77,000 people in the area of Fort Wayne were and most still are without power. My office lost power and had to send everyone home. I spent the day catching up on my TiVo'd episodes of Rachel Maddow and trying to work on stuff for work. I watched the intensely absurdist, nihlistic Southland Tales. I normally run screaming from movies staring Dwayne "The Rock" Johnson, but come on, a dystopian black comedy mystery co-starring Sarah Michelle Gellar as a trendy porn star pop singer? How could you NOT want to see something that crazy. It's the best movie ever for any Whedon fans that are also Doctor Who and Donnie Darko fans.

It's all about the US terror police state in the wake of 9/11, in an alternate history in which Texas was nuked in 2005 by terrorists. I mentioned Darko because it's the same writer/director, so you know it's insanely messed up. Of course, there's no pedophile Patrick Swayze, but it's got Buffy the porn star. Still it's not as good as some movies, but as far as postapocolyptic dystopian thrillers go, it was very satisfying. The ensemble cast includes Nora Dunn, Amy Poehler, Cheri Oteri, Jon Lovitz, well, tons of people from SNL who actually are decent actors.

So I went trolling on Netflix for more random odd movies and came up empty-screened (as opposed to empty-handed). Then a BBC documentary about Petula Clark caught my eye. I love Petula Clark, and even have her greatest hits on a record, but I didn't know much about her life, other than that she's British. Now, I know everything I need to know and more. Of course there were tons of references to her contemporaries, which led me on a strange quest to YouTube and iTunes to find songs by Dusty Springfield, Lesley Gore, and Peggy Lee.

So now I must venture back to Netflix. I've chosen Miss Pettigrew Lives for a Day. I'm sure there are no ex vampire-slaying porn stars, but I seem to be drawn to Amy Adams in an inexplicable way.

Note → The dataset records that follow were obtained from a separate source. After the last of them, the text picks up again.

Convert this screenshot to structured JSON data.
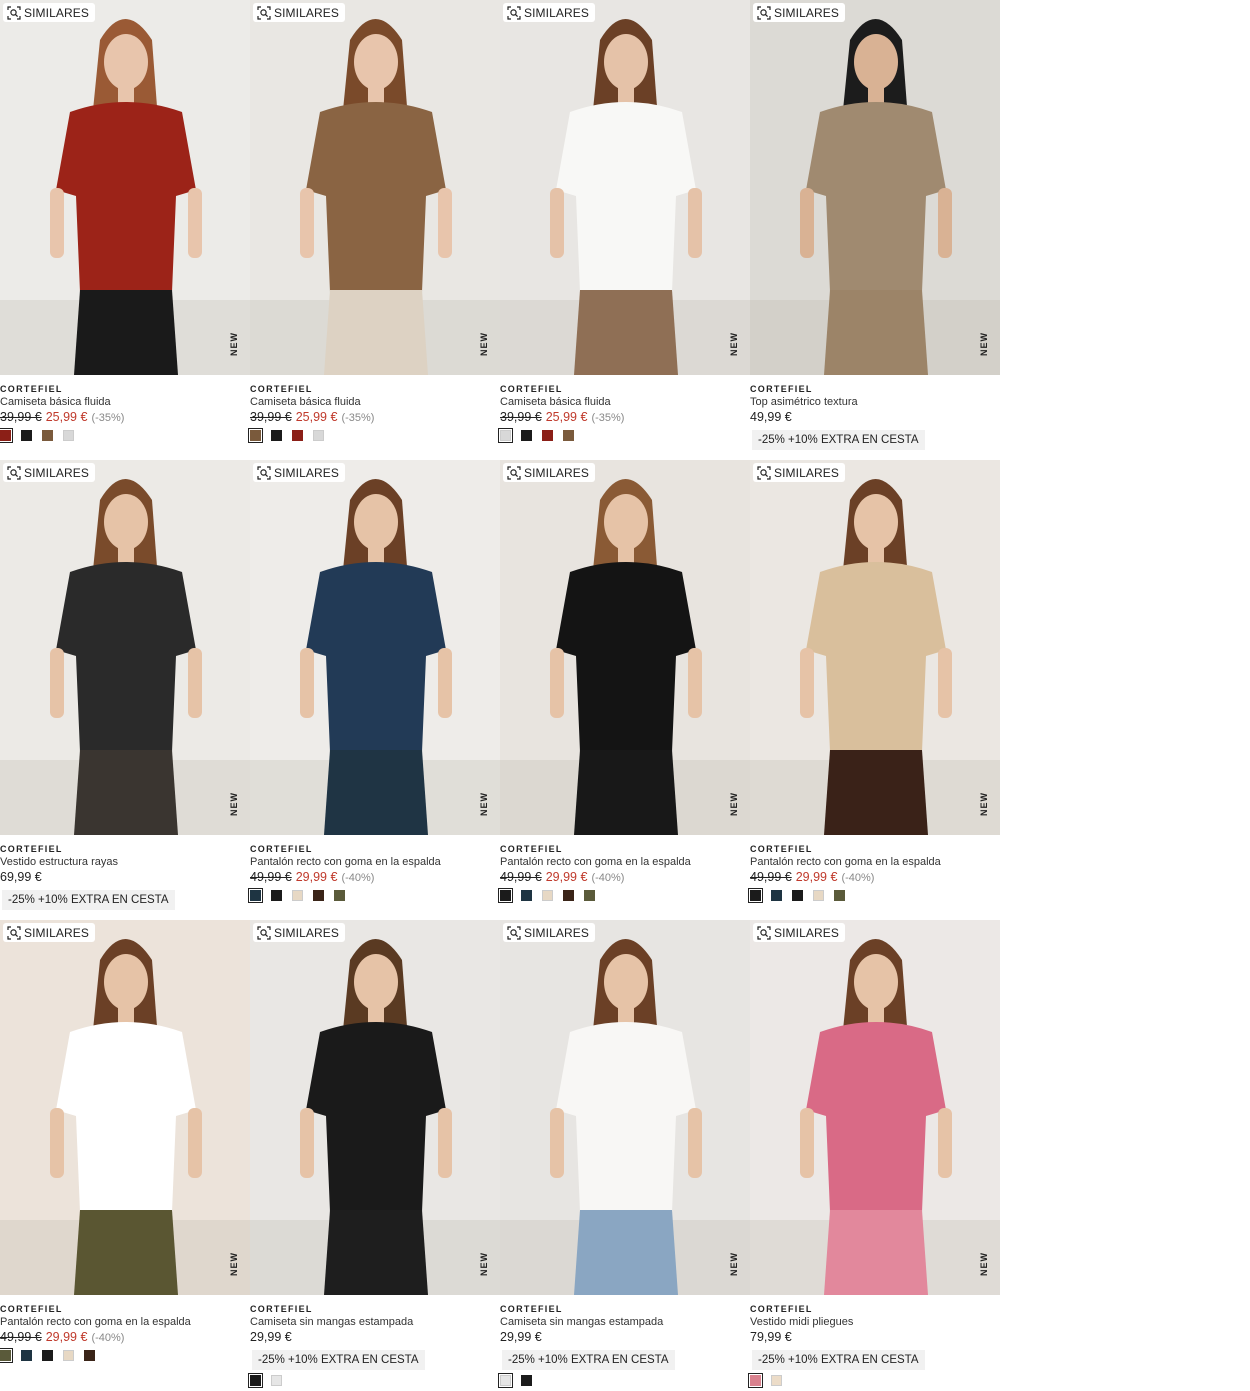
{
  "ui": {
    "similar_label": "SIMILARES",
    "new_label": "NEW"
  },
  "products": [
    {
      "brand": "CORTEFIEL",
      "name": "Camiseta básica fluida",
      "old_price": "39,99 €",
      "sale_price": "25,99 €",
      "discount": "(-35%)",
      "price": "",
      "promo": "",
      "swatches": [
        "#8b1f17",
        "#1b1b1b",
        "#7a5a3c",
        "#d8d8d8"
      ],
      "photo": {
        "bg": "#ecebe8",
        "top": "#9c2318",
        "bottom": "#1a1a1a",
        "skin": "#e8c5ac",
        "hair": "#9a5a35"
      }
    },
    {
      "brand": "CORTEFIEL",
      "name": "Camiseta básica fluida",
      "old_price": "39,99 €",
      "sale_price": "25,99 €",
      "discount": "(-35%)",
      "price": "",
      "promo": "",
      "swatches": [
        "#7a5a3c",
        "#1b1b1b",
        "#8b1f17",
        "#d8d8d8"
      ],
      "photo": {
        "bg": "#e9e7e3",
        "top": "#8a6443",
        "bottom": "#ddd2c3",
        "skin": "#e8c5ac",
        "hair": "#7a4a2a"
      }
    },
    {
      "brand": "CORTEFIEL",
      "name": "Camiseta básica fluida",
      "old_price": "39,99 €",
      "sale_price": "25,99 €",
      "discount": "(-35%)",
      "price": "",
      "promo": "",
      "swatches": [
        "#d8d8d8",
        "#1b1b1b",
        "#8b1f17",
        "#7a5a3c"
      ],
      "photo": {
        "bg": "#e8e6e3",
        "top": "#f8f8f6",
        "bottom": "#8f6f55",
        "skin": "#e5c2a8",
        "hair": "#6b4026"
      }
    },
    {
      "brand": "CORTEFIEL",
      "name": "Top asimétrico textura",
      "old_price": "",
      "sale_price": "",
      "discount": "",
      "price": "49,99 €",
      "promo": "-25% +10% EXTRA EN CESTA",
      "swatches": [],
      "photo": {
        "bg": "#dcdad5",
        "top": "#a08a70",
        "bottom": "#9c8468",
        "skin": "#d9b294",
        "hair": "#1c1c1c"
      }
    },
    {
      "brand": "CORTEFIEL",
      "name": "Vestido estructura rayas",
      "old_price": "",
      "sale_price": "",
      "discount": "",
      "price": "69,99 €",
      "promo": "-25% +10% EXTRA EN CESTA",
      "swatches": [],
      "photo": {
        "bg": "#eceae6",
        "top": "#2a2a2a",
        "bottom": "#3a3530",
        "skin": "#e6c3a7",
        "hair": "#7a4b2b"
      }
    },
    {
      "brand": "CORTEFIEL",
      "name": "Pantalón recto con goma en la espalda",
      "old_price": "49,99 €",
      "sale_price": "29,99 €",
      "discount": "(-40%)",
      "price": "",
      "promo": "",
      "swatches": [
        "#1e3442",
        "#1b1b1b",
        "#e7d8c4",
        "#3a2418",
        "#5a5a3a"
      ],
      "photo": {
        "bg": "#eeece9",
        "top": "#223a56",
        "bottom": "#1f3444",
        "skin": "#e6c3a7",
        "hair": "#6b4026"
      }
    },
    {
      "brand": "CORTEFIEL",
      "name": "Pantalón recto con goma en la espalda",
      "old_price": "49,99 €",
      "sale_price": "29,99 €",
      "discount": "(-40%)",
      "price": "",
      "promo": "",
      "swatches": [
        "#1b1b1b",
        "#1e3442",
        "#e7d8c4",
        "#3a2418",
        "#5a5a3a"
      ],
      "photo": {
        "bg": "#e8e4df",
        "top": "#141414",
        "bottom": "#181818",
        "skin": "#e6c3a7",
        "hair": "#8a5a35"
      }
    },
    {
      "brand": "CORTEFIEL",
      "name": "Pantalón recto con goma en la espalda",
      "old_price": "49,99 €",
      "sale_price": "29,99 €",
      "discount": "(-40%)",
      "price": "",
      "promo": "",
      "swatches": [
        "#1b1b1b",
        "#1e3442",
        "#1b1b1b",
        "#e7d8c4",
        "#5a5a3a"
      ],
      "photo": {
        "bg": "#ebe7e2",
        "top": "#d9bf9c",
        "bottom": "#3a2218",
        "skin": "#e6c3a7",
        "hair": "#6b4026"
      }
    },
    {
      "brand": "CORTEFIEL",
      "name": "Pantalón recto con goma en la espalda",
      "old_price": "49,99 €",
      "sale_price": "29,99 €",
      "discount": "(-40%)",
      "price": "",
      "promo": "",
      "swatches": [
        "#5a5a3a",
        "#1e3442",
        "#1b1b1b",
        "#e7d8c4",
        "#3a2418"
      ],
      "photo": {
        "bg": "#ece3da",
        "top": "#ffffff",
        "bottom": "#5a5632",
        "skin": "#e6c3a7",
        "hair": "#6b4026"
      }
    },
    {
      "brand": "CORTEFIEL",
      "name": "Camiseta sin mangas estampada",
      "old_price": "",
      "sale_price": "",
      "discount": "",
      "price": "29,99 €",
      "promo": "-25% +10% EXTRA EN CESTA",
      "swatches": [
        "#1b1b1b",
        "#e6e6e6"
      ],
      "photo": {
        "bg": "#e9e7e4",
        "top": "#1a1a1a",
        "bottom": "#1e1e1e",
        "skin": "#e6c3a7",
        "hair": "#5a3a22"
      }
    },
    {
      "brand": "CORTEFIEL",
      "name": "Camiseta sin mangas estampada",
      "old_price": "",
      "sale_price": "",
      "discount": "",
      "price": "29,99 €",
      "promo": "-25% +10% EXTRA EN CESTA",
      "swatches": [
        "#e6e6e6",
        "#1b1b1b"
      ],
      "photo": {
        "bg": "#e7e5e2",
        "top": "#f8f7f5",
        "bottom": "#8aa6c2",
        "skin": "#e6c3a7",
        "hair": "#6b4026"
      }
    },
    {
      "brand": "CORTEFIEL",
      "name": "Vestido midi pliegues",
      "old_price": "",
      "sale_price": "",
      "discount": "",
      "price": "79,99 €",
      "promo": "-25% +10% EXTRA EN CESTA",
      "swatches": [
        "#d9818e",
        "#ecdcc8"
      ],
      "photo": {
        "bg": "#ece8e6",
        "top": "#d96a86",
        "bottom": "#e2889c",
        "skin": "#e6c3a7",
        "hair": "#6b4026"
      }
    }
  ]
}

Saturday, October 18, 2008

8 1/2


Like most neophyte film buffs, I had heard of Fellini, but something kept me from seeing any of his movies. Today I watched 8 1/2, probably his most famous film.

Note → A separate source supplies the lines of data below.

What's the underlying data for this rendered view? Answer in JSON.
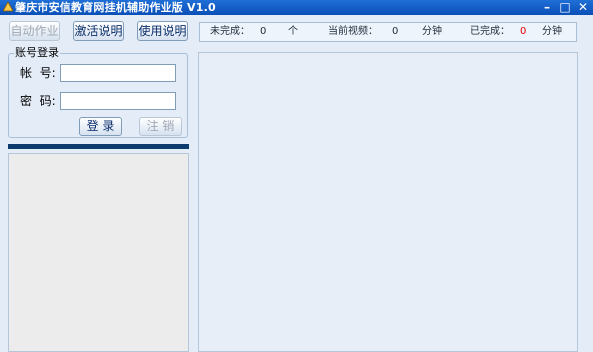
{
  "window": {
    "title": "肇庆市安信教育网挂机辅助作业版  V1.0",
    "minimize_glyph": "–",
    "restore_glyph": "□",
    "close_glyph": "✕"
  },
  "toolbar": {
    "auto_work": "自动作业",
    "activation_info": "激活说明",
    "usage_info": "使用说明"
  },
  "status": {
    "unfinished_label": "未完成：",
    "unfinished_value": "0",
    "unfinished_unit": "个",
    "current_video_label": "当前视频：",
    "current_video_value": "0",
    "current_video_unit": "分钟",
    "finished_label": "已完成：",
    "finished_value": "0",
    "finished_unit": "分钟",
    "finished_color": "#e00000"
  },
  "login": {
    "group_title": "账号登录",
    "account_label": "帐  号:",
    "password_label": "密  码:",
    "account_value": "",
    "password_value": "",
    "login_button": "登 录",
    "logout_button": "注 销"
  },
  "icons": {
    "app_logo": "triangle-logo-icon"
  }
}
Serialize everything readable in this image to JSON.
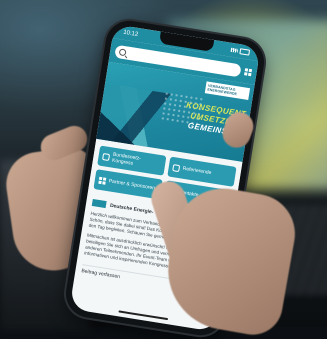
{
  "phone": {
    "time": "10:12",
    "hero": {
      "logo_line1": "VERBANDSTAG",
      "logo_line2": "ENERGIEWENDE",
      "line1": "KONSEQUENT",
      "line2": "UMSETZEN –",
      "line3": "GEMEINSAM."
    },
    "tiles": [
      {
        "label": "Bundesnetz- Kongress"
      },
      {
        "label": "Referierende"
      },
      {
        "label": "Partner & Sponsoren"
      },
      {
        "label": "Kontakte"
      }
    ],
    "org_name": "Deutsche Energie-",
    "paragraph1": "Herzlich willkommen zum Verbandstag Energiewende-Kongress. Schön, dass Sie dabei sind! Das Kongressteam wird Sie durch den Tag begleiten. Schauen Sie gerne wieder rein!",
    "paragraph2": "Mitmachen ist ausdrücklich erwünscht! Nutzen Sie die Bühne, beteiligen Sie sich an Umfragen und vernetzen Sie sich mit anderen Teilnehmenden. Ihr Event-Team wünscht Ihnen einen informativen und inspirierenden Kongress-Tag.",
    "author_link": "Beitrag verfassen"
  },
  "colors": {
    "app_teal": "#1f8ea2",
    "accent_yellow": "#d9e55a"
  },
  "icons": [
    "search-icon",
    "menu-icon",
    "calendar-icon",
    "people-icon",
    "grid-icon",
    "contact-icon"
  ]
}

My gut reaction was something like "Oh, that's what that movie is referencing." The list of other movies that reference sequences from 8 1/2 is endless. But it really is a head trip. Sometimes you can't tell if your watching a movie about a guy or a guy in a movie, or maybe it's not a movie at all and it's really a documentary of the filmmaker's process. It's every dream sequence that's been in every other medium, but amped up times a thousand.

The story goes that Fellini was stuck in between movies and couldn't decide how to finish a production, so he wrote a story about a famous film director in the same situation. On the surface, it's a semi-autobiographical story of a man in a midlife crisis, but it explores lots of different themes. Childhood innocence, the objectification, brutalization, and eventually celebration and an almost deification of women. The stress of a lover, the triviality and nuisance of a business, the pain of trying to make art while making money for yourself and your boss. The film is 45 years old, but its themes resonate today.

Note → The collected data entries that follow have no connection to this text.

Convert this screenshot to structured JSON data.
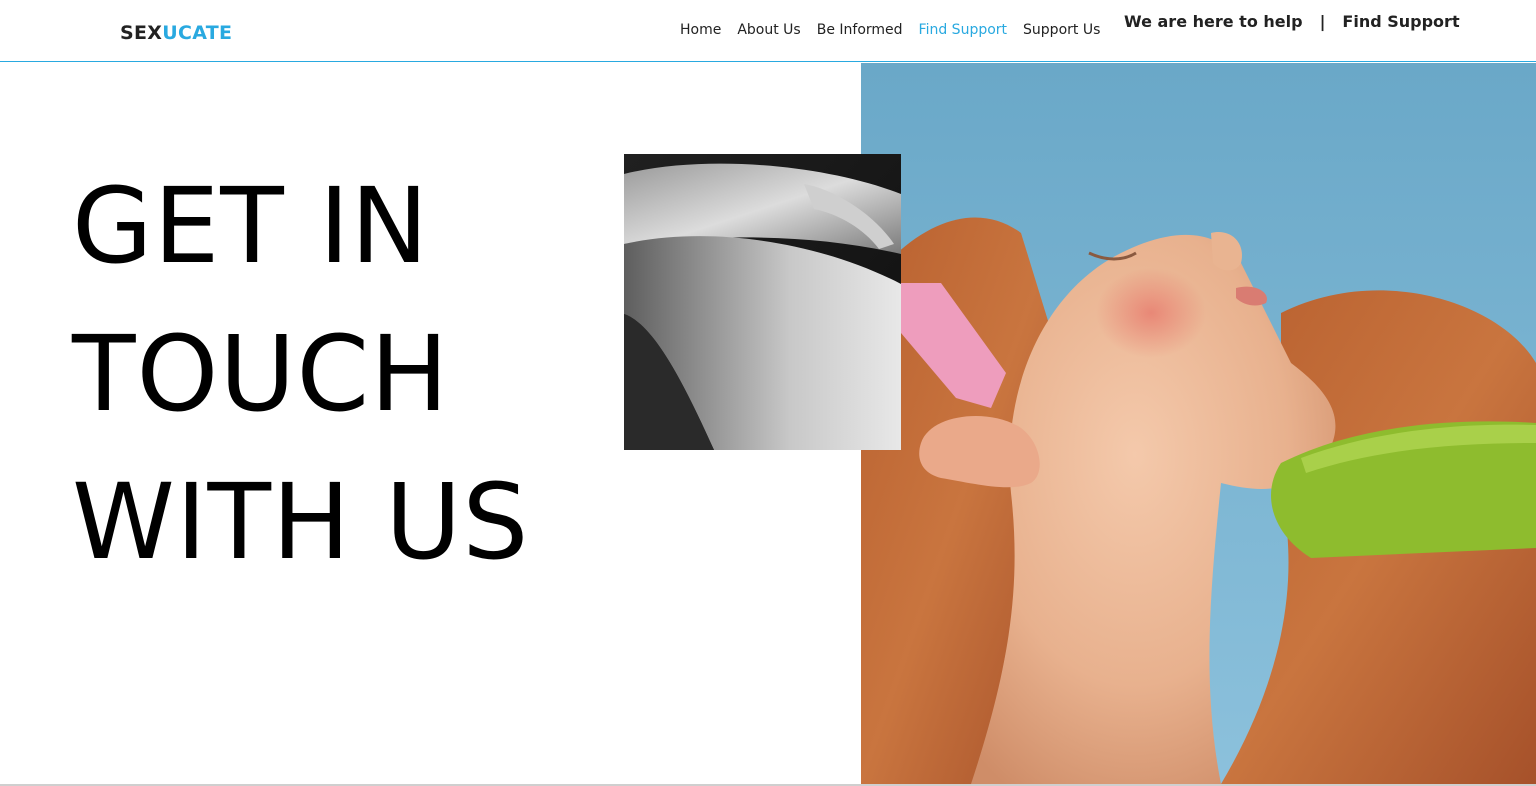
{
  "brand": {
    "part1": "SEX",
    "part2": "UCATE"
  },
  "nav": {
    "items": [
      {
        "label": "Home"
      },
      {
        "label": "About Us"
      },
      {
        "label": "Be Informed"
      },
      {
        "label": "Find Support"
      },
      {
        "label": "Support Us"
      }
    ],
    "active_index": 3
  },
  "cta": {
    "tagline": "We are here to help",
    "separator": "|",
    "link": "Find Support"
  },
  "hero": {
    "line1": "GET IN",
    "line2": "TOUCH",
    "line3": "WITH US"
  },
  "colors": {
    "accent": "#29a9e0",
    "text": "#111111",
    "sky": "#6aaccc",
    "hair": "#c1683a"
  }
}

I finally see what I think everyone else sees, it's a truly brilliant film. Get it and get in touch with your inner angst, then throw a party where everyone gets to dance and live life to its fullest.

Technical note: The version I watched was the Criterion Collection DVD from Netflix with an introduction by Terry Gilliam (you know, the genius behind all the Monty Python animations and 12 Monkeys). But don't watch the introduction until after the movie because it has some spoilers.

Tuesday, July 15, 2008

Don't Dream It, Be It

When discussing dream homes with a friend, he said that he wanted the bottom of his pool to feature Michaelangelo's "birth of man." We all thought that sounded kind of cool, but then like a giant pink lightning bolt, it hit me: "Wait, that was in Rocky Horror Picture Show." At first no one believed me, but then I said, "I have seen Rocky Horror more times than I've been to church. I promise you, it's in that movie."

Today I finally got around to checking YouTube. Yep, I totally called it. It's such a good feeling to know I'm right, even though I sort of threw cold water on someone's dream. Sorry, bad pun.